The article, which requires a membership, was just released today. I like many things about it.
It starts off with an interesting quote:
“After looking at the feedback we’ve received since launching our weekly web columns, we’ve decided to take a look at a number of underserved classes. Our goal is to take each class or option in turn, see where new material can improve it, and complete the necessary design work.
We’re leading off the series with a suite of Strength-based options for the cleric, primarily because it’s low-hanging fruit. As we analyze other classes, we’ll roll out more options for them.“
This is exactly what I’ve said the DDI needs to be all along. If you’re going to make people pay for it, they need to get value out of it. For far too long, a DDI membership was little more than access to the (still) rudimentary monster and character builders, plus the occasional weak article.
On to the meat…
- They’re all encounter powers (except the ones in the Paragon path). This means that you’ll get to see what makes the Battle Cleric unique every fight rather than only when dailies get dropped, which will profoundly change the feel of the class. Dailies are also more prone to power creep than encounter powers, mostly due to the generally strict limitations on encounter powers.
- The powers either require or provide a benefit for using simple weapons. This opens up some interesting design space. It also obliquely establishes a firewall against hard optimization because simple weapons do not go above a +2 proficiency bonus and generally lack the “beefier” enchantments. Put another way, these powers give you a strong reason to use weapons you would otherwise avoid, while not opening up the floodgates to something broken.
- It continues the Essentials trend of trying to move encounter powers closer to the midpoint between at-will and daily. As it currently stands, encounter powers tend to be unexciting (with some notable exceptions). There’s a difference between interesting and powerful that hasn’t been true of encounter powers.
- The Paragon’s Action class feature follows what I suspect will be a growing pattern with regard to leaders: being able to buff yourself. This is an issue that hasn’t been dealt with by Wizards, at least it hasn’t been discussed openly. I have a post brewing about this issue.
- Fanatic Energy and Victory Prayer touch upon an underutilized concept: changing the action required to use an ability. I’m torn by this. On the one hand, it is interesting, creative and effective – the holy trinity of game deign. On the other, it opens up new optimizations around burst damage, something that is already a problem in many encounters. I find Fanatic Energy particularly troubling because it’s an encounter power, which means that it represents a constant increase in DPR.
Then we get to the crown jewel of this article:
Battle Cleric’s Lore
Alternative Class Feature
Your study of warfare and divine magic has granted
you the gods’ blessings in battle. You can choose this
class feature in place of Healer’s Lore.
Benefit: You gain a +2 shield bonus to AC, and
you have proficiency with scale armor. In addition,
whenever you use a cleric healing power to allow a
target to spend a healing surge, that target gains a +2
bonus to attack rolls until the end of your next turn.

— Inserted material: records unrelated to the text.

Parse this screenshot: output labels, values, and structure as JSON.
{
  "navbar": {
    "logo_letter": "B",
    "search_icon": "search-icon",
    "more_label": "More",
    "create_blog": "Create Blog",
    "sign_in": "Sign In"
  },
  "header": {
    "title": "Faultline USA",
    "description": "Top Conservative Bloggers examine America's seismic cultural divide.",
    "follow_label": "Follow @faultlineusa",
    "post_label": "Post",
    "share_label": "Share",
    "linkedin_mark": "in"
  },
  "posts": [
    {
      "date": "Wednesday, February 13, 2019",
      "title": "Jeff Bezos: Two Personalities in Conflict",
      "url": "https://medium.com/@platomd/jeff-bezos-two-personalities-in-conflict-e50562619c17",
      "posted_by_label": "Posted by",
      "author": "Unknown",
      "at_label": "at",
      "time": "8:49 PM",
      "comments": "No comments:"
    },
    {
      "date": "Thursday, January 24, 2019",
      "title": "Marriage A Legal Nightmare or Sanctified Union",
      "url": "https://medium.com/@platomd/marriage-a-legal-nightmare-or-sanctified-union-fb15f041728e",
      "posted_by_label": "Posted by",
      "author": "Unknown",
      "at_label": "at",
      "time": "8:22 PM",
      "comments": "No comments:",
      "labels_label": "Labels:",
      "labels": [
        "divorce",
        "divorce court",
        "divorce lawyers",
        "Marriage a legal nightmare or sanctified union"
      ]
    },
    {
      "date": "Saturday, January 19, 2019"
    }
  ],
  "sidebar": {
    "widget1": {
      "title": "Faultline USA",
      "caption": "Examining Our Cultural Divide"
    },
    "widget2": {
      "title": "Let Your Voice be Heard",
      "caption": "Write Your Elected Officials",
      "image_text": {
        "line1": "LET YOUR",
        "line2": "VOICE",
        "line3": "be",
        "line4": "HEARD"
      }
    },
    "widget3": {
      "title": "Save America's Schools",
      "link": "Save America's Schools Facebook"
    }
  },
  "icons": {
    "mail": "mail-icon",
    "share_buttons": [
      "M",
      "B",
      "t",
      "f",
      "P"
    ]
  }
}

Ick, just ick. Imagine a hybrid Fighter/Cleric with this class feature. Encouraging Shield and Stout Shield can both apply and can never be taken from you. Worse, by taking Hybrid Talent and choosing Two-Handed Weapon Talent (Hybrid), you put yourself on the “big $#&@-off sword” fast track without losing any defenses. I think this class feature was a fairly bad idea, especially because a Warlord must take both Battlefront Leader and Armored Warlord to achieve less.
All in all, I was excited to see the ideas and direction of this article, but Battle Cleric’s Lore left me disappointed.